One of the first academic and independent reviews of the Government’s direction on child protection services has raised fundamental concerns that the study author, Otago University’s Dr Emily Keddell, says need addressing.
The aims of the reforms need to be broadened from the “economically oriented” to the “socially oriented” and to a more holistic goal of child and family wellbeing, her commentary, on the Government’s Child Youth and Family Review, commissioned by AUT’s Policy Observatory, recommends.
Dr Keddell, a senior social work lecturer at Otago, focuses specifically in the report on recent and proposed further Government changes aimed at preventing child abuse and neglect.
Examining the Vulnerable Child Reforms of 2011-2014, and more recently, the creation of the new Ministry for Vulnerable Children Oranga Tamariki, she finds that while some of the reforms are still in the design phase, “hints” provided so far indicate the Government may not be on the right track.
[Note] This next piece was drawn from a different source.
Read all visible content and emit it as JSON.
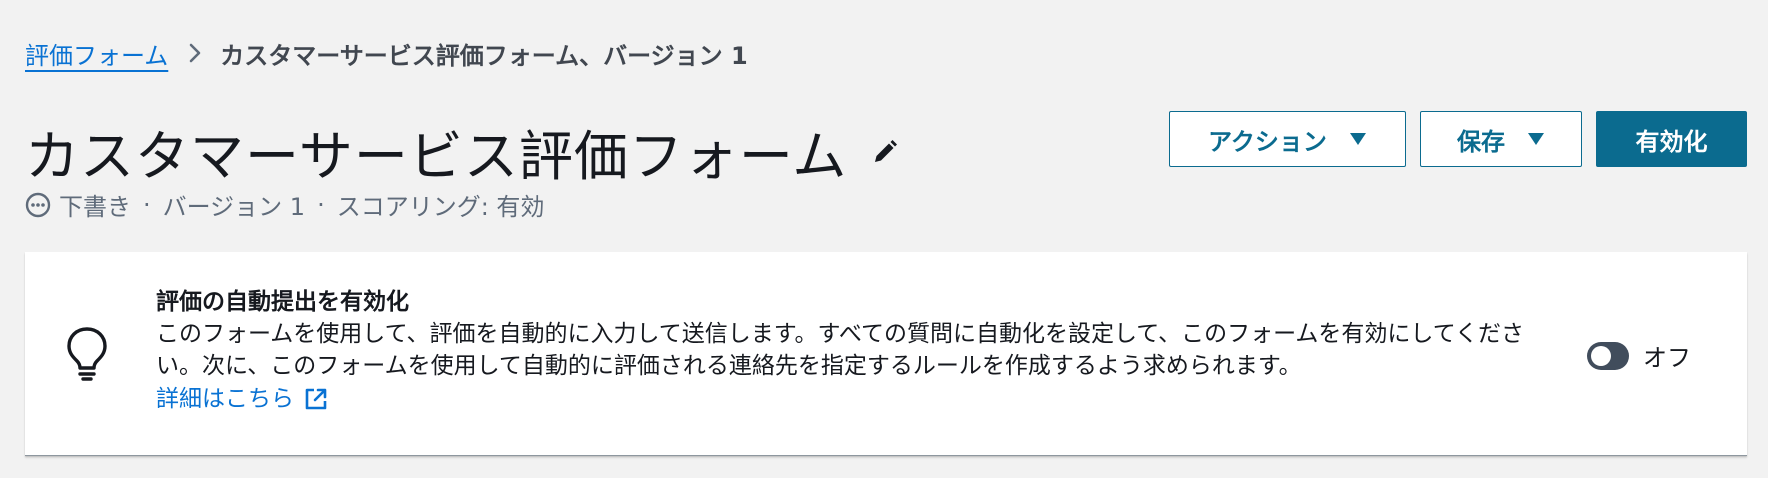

“There are multiple points of tension between the details of the proposed reforms, the nature of the problem and child protection systems design,” she says.
Dr Keddell writes that causes of abuse have been “individualistically” framed, downplaying key evidence about the relationship between child abuse and the broader social and economic context.
“Child abuse and neglect has a range of well-established relationships with social inequalities, poverty and community factors not addressed in the policy proposals,” Dr Keddell writes.
She also questions whether the Government’s faith in market mechanisms to deliver required prevention services through third party contractors (reducing the role of the state) is overstated.
“Market drivers of supply, demand and profit are unlikely to be responsive to the range and complexity of human problems encountered…..it also leaves key responsibilities of the state up to third party contractors to deliver.”
Dr Keddell adds that the new “social investment approach” – to reduce re-notifications of child abuse, future welfare payments and criminal justice liability – could create “perverse incentives” for not-for-profit organisations involved in child abuse prevention. This could lead to children not being notified to Oranga Tamariki for suspected abuse or neglect if a reduction in notifications is linked to a non-Government organisation’s contract.
“In the child protection context, a market approach to service provision could have the same result: providers might target only those most amenable to cost-effective improvements, whereas those deemed the most high and low-risk miss out.
“Market mechanisms might not, therefore, have the desired impact. Families who find themselves without service provision may proceed rapidly to child removal, reducing opportunities for support and change.”
The aims of this approach need to be broadened from the “economically oriented” to the “socially oriented” and the more holistic aim of child and family wellbeing.
Plans for a central ‘point of accountability’ to locate high risk individuals could create a “lengthy centralised assessment process” that creates barriers to service access.
If the likelihood of risks alone are used at this point to determine service access, this could exclude some needy people while including those who don’t need a service, exacerbated by the potential for limited resourcing. Pathways to services should be easy and non-stigmatising.
Centralising data relies on widespread sharing and linking of personal information that could also lead to service disengagement by families or individuals. Information sharing is often justified by child deaths, but:
“Preventing child deaths by this method is not borne out by the large numbers of people who will be affected, in relation to the tiny percentage of serious harm cases.”
She adds that when all of these “tensions” combine with a stronger imperative in the CYF Review to remove children earlier and place them in permanent care arrangements, there could be a “child rescue” approach that could lead to children being removed unnecessarily.
This approach would “overstate the benefits of foster care despite mixed evidence about its outcomes.” This also downplays the harm caused by child removal itself, and diminishes the importance of family, whanau, iwi and community relationships.
Dr Keddell’s report says: “…nowhere is the reality of parenting within resource-poor contexts taken into account, nor the damage of removal to children acknowledged. Foster care, while at times necessary, is not a panacea.”
As Maori are over-represented in child-welfare systems-contact, “all of these points will have disproportionate effects on whanau and hapu Māori.
She recommends that the Government takes a more holistic view of prevention, such as addressing the known causes of child abuse and neglect across the whole social spectrum.
“This report argues for shifting the emphasis away from treating problem individuals or families, and narrow focus on the prevention of child abuse, to the provision of a broad policy landscape that promotes wellbeing.”
Dr Keddell drew on more than 50 sources and research references for her commentary.